From Brené Browns new book Rising Strong:
We’ve all fallen, and we have the skinned knees and bruised hearts to prove it. But scars are easier to talk about than they are to show, with all the remembered feelings laid bare. And rarely do we see wounds that are in the process of healing. (My emphasis / Simone) I’m not sure if it’s because we feel too much shame to let anyone see a process as intimate as overcoming hurt, or if it’s because even when we muster the courage to share our still-incomplete healing, people reflexively look away. We much prefer stories about falling and rising to be inspirational and sanitized.
As I read this paragraph in Brené Browns new book, it felt as if I was handed a permission slip: Permission to keep writing about my inner hurting mess. It is true, more than two years have passed since my husband had his stroke, and part of my inner mess is my inner critic beating me up for not yet having fully adjusted. For not yet having risen strong through the grief process. My gratitude for still having him by my side is immeasurable. To say it’s to the sun and back again, is far from enough. Still, I’m also coming to a place where I can be more honest about how much I miss what we had. About missing our conversations. Missing the guidance he provided for our boys. I want to honor what we have – which in many ways is amazing. And I need to give myself permission to grieve what we have lost.
The final paragraph in my recent blog post about Writer’s struggle, is about acknowledging that FEAR might get in the way of writing. As I read the part above in Rising Strong, I realized that yes, I am afraid that people, even friends, will reflexively look away when they grasp how much I am still struggling. Another fear is that someone might, accidentally or not, rub salt into my still open wound. Of course, having people feel like they need to walk on eggshells when they’re around me, would probably feel just as awful.

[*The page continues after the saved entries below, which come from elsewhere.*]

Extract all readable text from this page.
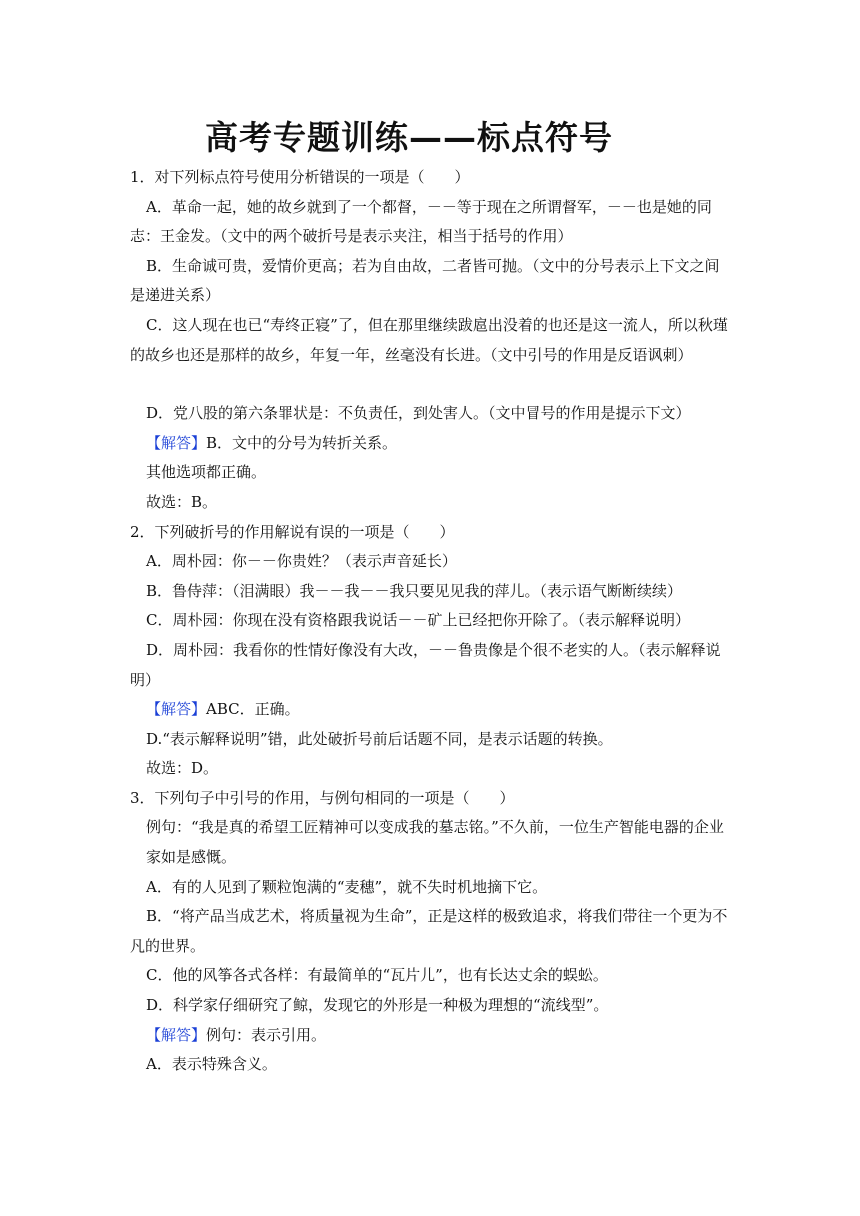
高考专题训练——标点符号

1．对下列标点符号使用分析错误的一项是（　　）

A．革命一起，她的故乡就到了一个都督，－－等于现在之所谓督军，－－也是她的同志：王金发。（文中的两个破折号是表示夹注，相当于括号的作用）

B．生命诚可贵，爱情价更高；若为自由故，二者皆可抛。（文中的分号表示上下文之间是递进关系）

C．这人现在也已“寿终正寝”了，但在那里继续跋扈出没着的也还是这一流人，所以秋瑾的故乡也还是那样的故乡，年复一年，丝毫没有长进。（文中引号的作用是反语讽刺）

D．党八股的第六条罪状是：不负责任，到处害人。（文中冒号的作用是提示下文）

【解答】B．文中的分号为转折关系。

其他选项都正确。

故选：B。

2．下列破折号的作用解说有误的一项是（　　）

A．周朴园：你－－你贵姓？（表示声音延长）

B．鲁侍萍：（泪满眼）我－－我－－我只要见见我的萍儿。（表示语气断断续续）

C．周朴园：你现在没有资格跟我说话－－矿上已经把你开除了。（表示解释说明）

D．周朴园：我看你的性情好像没有大改，－－鲁贵像是个很不老实的人。（表示解释说明）

【解答】ABC．正确。

D.“表示解释说明”错，此处破折号前后话题不同，是表示话题的转换。

故选：D。

3．下列句子中引号的作用，与例句相同的一项是（　　）

例句：“我是真的希望工匠精神可以变成我的墓志铭。”不久前，一位生产智能电器的企业家如是感慨。

A．有的人见到了颗粒饱满的“麦穗”，就不失时机地摘下它。

B．“将产品当成艺术，将质量视为生命”，正是这样的极致追求，将我们带往一个更为不凡的世界。

C．他的风筝各式各样：有最简单的“瓦片儿”，也有长达丈余的蜈蚣。

D．科学家仔细研究了鲸，发现它的外形是一种极为理想的“流线型”。

【解答】例句：表示引用。

A．表示特殊含义。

And yet, for those willing to meet me in those tender places, I will continue to vulnerably share my process. Just as it is my wish and hope to have the honor to meet others in their vulnerable processes. I fully believe that rising strong is something we do together.
Further on, Brené Brown continues: (…) To pretend that we can get to helping, generous, and brave without navigating through tough emotions like desperation, shame, and panic is a profoundly dangerous and misguided assumption. (…) …we’d be better off learning how to recognize the beauty in truth and tenacity.
It is my profound wish to spend more time feeling helpful, generous, and brave, and while I am getting there, I am practicing to see the beauty in truth and tenacity.